Re: FS Corruption in 2.1.109 (fwd)

Richard B. Johnson (root@chaos.analogic.com)
Thu, 30 Jul 1998 09:28:07 -0400 (EDT)


On Thu, 30 Jul 1998, MOLNAR Ingo wrote:

>
> On Wed, 29 Jul 1998, Alan Cox wrote:
>
> > So for the non SMP case I think its solved and Linus can have a small gold
> > star. SMP alone has no obvious pattern at all (except SMP 8( )
>
> could you tell all people on your list seeing problems on SMP to try my
> patch, does it make a difference?
>
> for my box, the 'requirement' for stability seems to be that the
> 'disable_irq()+start_request()+enable_irq()' trio (ide.c:line 1130) has to
> be atomic. If any sti disrupts them anywhere, i get a lockup sooner or
> later.
>
> -- mingo
>

Info:
About a year ago, I remember reported problems with IDE, and even
IDE that used PIO (no DMA). The "consensus" was that even though
PIO was interruptable, it should not be allowed to be interrupted
in the kernel. Of course, if access to a device is made atomic by
other means (locking, etc.), you should be able to interrupt PIO
at will, the only problem being reduced throughput because the
CPU is being shared.

Now we have UDMA (Ugly DMA). Once the chip is programmed, the
CPU is available for other uses while the DMA completes. Looking
at the sources, I see that the CPU is really just polling for
completion (yes, the interrupts are enabled so something else could
use the CPU). Any problem with locking, that could prevent these
I/O operations from being atomic can cause problems.

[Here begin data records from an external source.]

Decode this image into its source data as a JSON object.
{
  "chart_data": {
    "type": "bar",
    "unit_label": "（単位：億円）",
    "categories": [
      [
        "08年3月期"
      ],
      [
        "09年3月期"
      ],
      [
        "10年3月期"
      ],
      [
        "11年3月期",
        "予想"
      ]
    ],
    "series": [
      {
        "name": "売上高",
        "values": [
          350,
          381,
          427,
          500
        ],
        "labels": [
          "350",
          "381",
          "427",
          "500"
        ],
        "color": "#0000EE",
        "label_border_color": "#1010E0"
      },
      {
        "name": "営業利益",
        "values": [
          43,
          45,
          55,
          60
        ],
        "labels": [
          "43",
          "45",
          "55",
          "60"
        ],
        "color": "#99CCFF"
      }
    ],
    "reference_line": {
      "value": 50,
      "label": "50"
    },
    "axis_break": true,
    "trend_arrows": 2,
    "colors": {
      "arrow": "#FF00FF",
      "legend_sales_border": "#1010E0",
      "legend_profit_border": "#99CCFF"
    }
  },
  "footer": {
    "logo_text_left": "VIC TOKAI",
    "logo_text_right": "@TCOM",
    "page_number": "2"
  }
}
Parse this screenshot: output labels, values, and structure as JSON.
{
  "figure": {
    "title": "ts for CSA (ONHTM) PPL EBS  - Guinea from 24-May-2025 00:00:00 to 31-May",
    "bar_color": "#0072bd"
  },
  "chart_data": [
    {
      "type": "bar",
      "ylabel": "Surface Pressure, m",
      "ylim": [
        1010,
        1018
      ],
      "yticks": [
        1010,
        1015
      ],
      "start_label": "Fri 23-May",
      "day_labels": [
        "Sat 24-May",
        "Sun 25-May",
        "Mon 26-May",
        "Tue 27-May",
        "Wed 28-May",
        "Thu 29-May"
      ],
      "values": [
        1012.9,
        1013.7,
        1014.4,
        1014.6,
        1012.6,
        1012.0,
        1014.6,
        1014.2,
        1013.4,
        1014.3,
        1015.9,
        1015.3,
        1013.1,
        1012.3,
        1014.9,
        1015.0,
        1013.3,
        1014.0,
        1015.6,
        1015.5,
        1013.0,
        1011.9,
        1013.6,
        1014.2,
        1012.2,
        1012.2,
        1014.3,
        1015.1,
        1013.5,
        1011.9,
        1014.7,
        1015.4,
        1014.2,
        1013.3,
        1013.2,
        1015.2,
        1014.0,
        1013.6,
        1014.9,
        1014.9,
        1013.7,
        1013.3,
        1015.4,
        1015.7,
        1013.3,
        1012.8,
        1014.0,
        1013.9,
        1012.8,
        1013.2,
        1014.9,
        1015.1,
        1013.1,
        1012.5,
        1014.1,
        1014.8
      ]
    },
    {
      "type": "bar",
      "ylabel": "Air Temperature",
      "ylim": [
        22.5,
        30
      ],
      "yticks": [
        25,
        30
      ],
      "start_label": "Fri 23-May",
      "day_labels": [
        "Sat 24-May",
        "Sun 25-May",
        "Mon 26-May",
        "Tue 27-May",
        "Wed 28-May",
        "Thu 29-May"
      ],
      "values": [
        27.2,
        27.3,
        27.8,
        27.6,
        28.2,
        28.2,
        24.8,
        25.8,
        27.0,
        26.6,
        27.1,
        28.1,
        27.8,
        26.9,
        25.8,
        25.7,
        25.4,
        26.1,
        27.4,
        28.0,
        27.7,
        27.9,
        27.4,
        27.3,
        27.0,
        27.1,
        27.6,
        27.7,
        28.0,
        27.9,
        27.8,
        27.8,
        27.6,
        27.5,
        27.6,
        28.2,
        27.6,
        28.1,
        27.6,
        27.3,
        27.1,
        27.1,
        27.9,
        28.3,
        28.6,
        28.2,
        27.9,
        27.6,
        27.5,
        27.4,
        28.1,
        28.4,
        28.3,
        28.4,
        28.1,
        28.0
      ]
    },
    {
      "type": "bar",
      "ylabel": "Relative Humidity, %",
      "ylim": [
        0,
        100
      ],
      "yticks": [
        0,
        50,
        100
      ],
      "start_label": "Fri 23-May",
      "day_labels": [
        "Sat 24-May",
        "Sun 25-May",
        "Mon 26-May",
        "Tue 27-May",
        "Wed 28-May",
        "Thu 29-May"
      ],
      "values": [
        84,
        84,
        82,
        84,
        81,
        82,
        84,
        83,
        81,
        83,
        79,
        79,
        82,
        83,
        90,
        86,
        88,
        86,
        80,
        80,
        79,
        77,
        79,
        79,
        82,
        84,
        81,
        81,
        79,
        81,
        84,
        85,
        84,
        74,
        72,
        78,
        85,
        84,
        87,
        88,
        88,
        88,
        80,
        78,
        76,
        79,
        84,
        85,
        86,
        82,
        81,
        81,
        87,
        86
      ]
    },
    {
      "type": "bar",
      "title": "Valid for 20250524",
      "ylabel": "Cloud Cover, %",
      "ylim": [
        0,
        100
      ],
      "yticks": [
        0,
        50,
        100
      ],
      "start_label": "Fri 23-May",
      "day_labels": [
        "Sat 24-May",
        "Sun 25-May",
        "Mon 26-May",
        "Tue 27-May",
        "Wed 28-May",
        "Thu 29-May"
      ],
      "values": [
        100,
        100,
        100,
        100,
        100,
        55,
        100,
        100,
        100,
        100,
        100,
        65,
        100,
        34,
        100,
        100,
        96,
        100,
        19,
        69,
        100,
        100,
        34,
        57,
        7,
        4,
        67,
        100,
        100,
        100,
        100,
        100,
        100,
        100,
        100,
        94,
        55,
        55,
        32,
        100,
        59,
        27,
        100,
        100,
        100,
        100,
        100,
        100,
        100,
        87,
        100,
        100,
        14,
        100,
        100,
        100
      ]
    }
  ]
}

Since enabling interrupts during the PIO operation was a bad_thing(tm),
and enabling interrupts during the UDMA operation is even worse, my
first guess is that there is a problem with locking, my last guess
would be actual hardware problems.

The IDE code as well as a lot of other code in the kernel has become
very complex over the years. A lot of the mucking with interrupts
could probably be handled with a simple lock on each of the procedures
that must be atomic.

At my company, we developed an operating system that, on the average
gets interrupted 4,280 times per second (data link), 2,048 times per
second (timer channel 0, context switcher), plus various network,
SCSI, etc., interrupts. The machine spends a lot of its time handling
interrupts (80%). We could not afford to disable/enable interrupts.

Therefore we have a simple locking mechanism:

unsigned int global_lock_word=0;
unsigned int critical_procedure_lock=0;

int critical_procedure(params)
{
unsigned int lock;

lock = global_lock_word++; /* Pick a unique number */
if(lock == 0) /* We got unlucky, try again */
lock = global_lock_word++;
critical_procedure_lock += lock; /* Sum to whatever is there */
while(critical_procedure_lock != lock)
sched(); /* Wait until we own it */

.............. /* Do critical code */
..............

critical_procedure_lock -= lock; /* Release the lock */
}

The unique number could be a pseudo-random number, but you don't
need it because there will not be (2^32)-1 things trying to use
a shared resource at the same time.

Now, nothing necessary to acquire the lock must be atomic itself.
There _is_ a possibility of a deadlock because we may never see
the instant at which critical_procedure_lock == lock, however if
we "think" we own the resource, we truly do. Deadlocks get fixed
by releasing the lock and trying again. Eventually you will acquire
the resource and if everybody follows the same rules, you don't
need to disable interrupts for anything.

Cheers,
Dick Johnson
***** FILE SYSTEM MODIFIED *****
Penguin : Linux version 2.1.111 on an i586 machine (66.15 BogoMips).
Warning : It's hard to remain at the trailing edge of technology.